QUOTES | ‘If you’re not involved you’re just screaming into the wind’
PPF President and CEO Edward Greenspon sat down with Barton for a Q&A session on stage at the Growth Summit. Here are some highlights of what the man from McKinsey had to say.
‘Inclusive growth is not like salt and pepper that you put on the meat.’
Inclusivity must be baked into any growth plan from the start, Barton argued.
‘I don’t believe in secular stagnation.’
Barton said it’s simply not helpful to think in terms of conditions where there is negligible economic growth for the long term.
‘We are very, very good at invention, at coming up with the ideas. What we’re not so good at is scaling the ideas.’
‘Infrastructure is the new fixed income.’
Responding to a question about broader participation in pensions, Barton suggested infrastructure could play a similar role in terms of attracting foreign investors hunting for stable returns.
‘People being displaced are not very happy, and rightly so.’
Automation will double the rate of job dislocation for the middle class over the next decade, Barton said, highlighting the need for proper retraining.
‘There’s nothing wrong with singling out key sectors.’
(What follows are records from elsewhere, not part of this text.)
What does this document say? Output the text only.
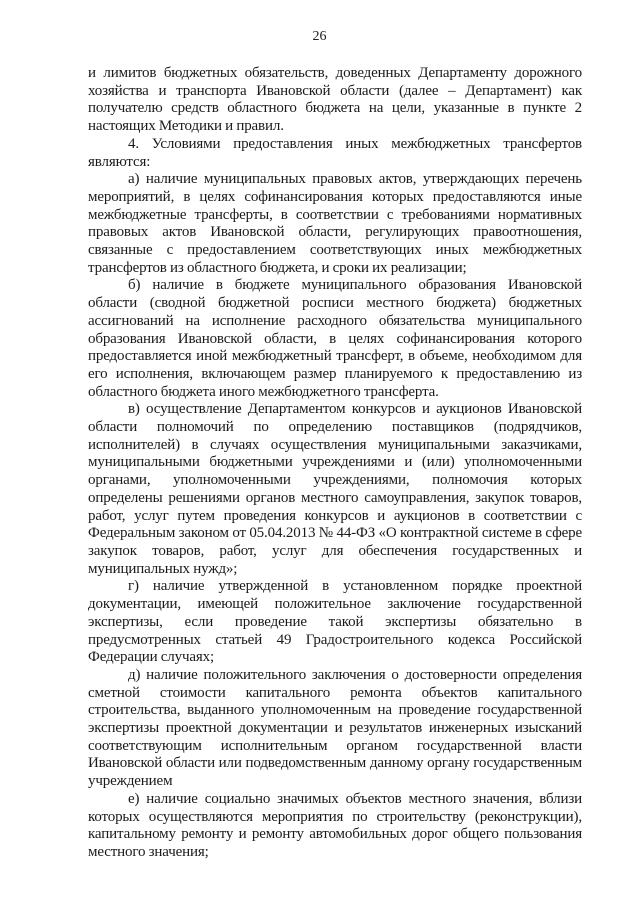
26

и лимитов бюджетных обязательств, доведенных Департаменту дорожного хозяйства и транспорта Ивановской области (далее – Департамент) как получателю средств областного бюджета на цели, указанные в пункте 2 настоящих Методики и правил.

4. Условиями предоставления иных межбюджетных трансфертов являются:

а) наличие муниципальных правовых актов, утверждающих перечень мероприятий, в целях софинансирования которых предоставляются иные межбюджетные трансферты, в соответствии с требованиями нормативных правовых актов Ивановской области, регулирующих правоотношения, связанные с предоставлением соответствующих иных межбюджетных трансфертов из областного бюджета, и сроки их реализации;

б) наличие в бюджете муниципального образования Ивановской области (сводной бюджетной росписи местного бюджета) бюджетных ассигнований на исполнение расходного обязательства муниципального образования Ивановской области, в целях софинансирования которого предоставляется иной межбюджетный трансферт, в объеме, необходимом для его исполнения, включающем размер планируемого к предоставлению из областного бюджета иного межбюджетного трансферта.

в) осуществление Департаментом конкурсов и аукционов Ивановской области полномочий по определению поставщиков (подрядчиков, исполнителей) в случаях осуществления муниципальными заказчиками, муниципальными бюджетными учреждениями и (или) уполномоченными органами, уполномоченными учреждениями, полномочия которых определены решениями органов местного самоуправления, закупок товаров, работ, услуг путем проведения конкурсов и аукционов в соответствии с Федеральным законом от 05.04.2013 № 44-ФЗ «О контрактной системе в сфере закупок товаров, работ, услуг для обеспечения государственных и муниципальных нужд»;

г) наличие утвержденной в установленном порядке проектной документации, имеющей положительное заключение государственной экспертизы, если проведение такой экспертизы обязательно в предусмотренных статьей 49 Градостроительного кодекса Российской Федерации случаях;

д) наличие положительного заключения о достоверности определения сметной стоимости капитального ремонта объектов капитального строительства, выданного уполномоченным на проведение государственной экспертизы проектной документации и результатов инженерных изысканий соответствующим исполнительным органом государственной власти Ивановской области или подведомственным данному органу государственным учреждением

е) наличие социально значимых объектов местного значения, вблизи которых осуществляются мероприятия по строительству (реконструкции), капитальному ремонту и ремонту автомобильных дорог общего пользования местного значения;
Barton said the act of highlighting key industry areas, as he suggested the government’s economic council is trying to do, is a natural avenue for unlocking growth.
‘If you’re not involved you’re just screaming into the wind.’
When discussing the politics of Canada-China relations, Barton said Ottawa cannot hope to influence Beijing without first building a commercial relationship.
‘Canada has actually a competitive advantage in Ag food compared to other countries.’
The country’s high-tech approach to agriculture and its abundant resources can give it an edge when competing globally, Barton said.
‘We should be a magnet for talent.’
Canada should look to its immigration system to try and attract the best and brightest, said Barton, while not forgetting about those adversely affected by the job market.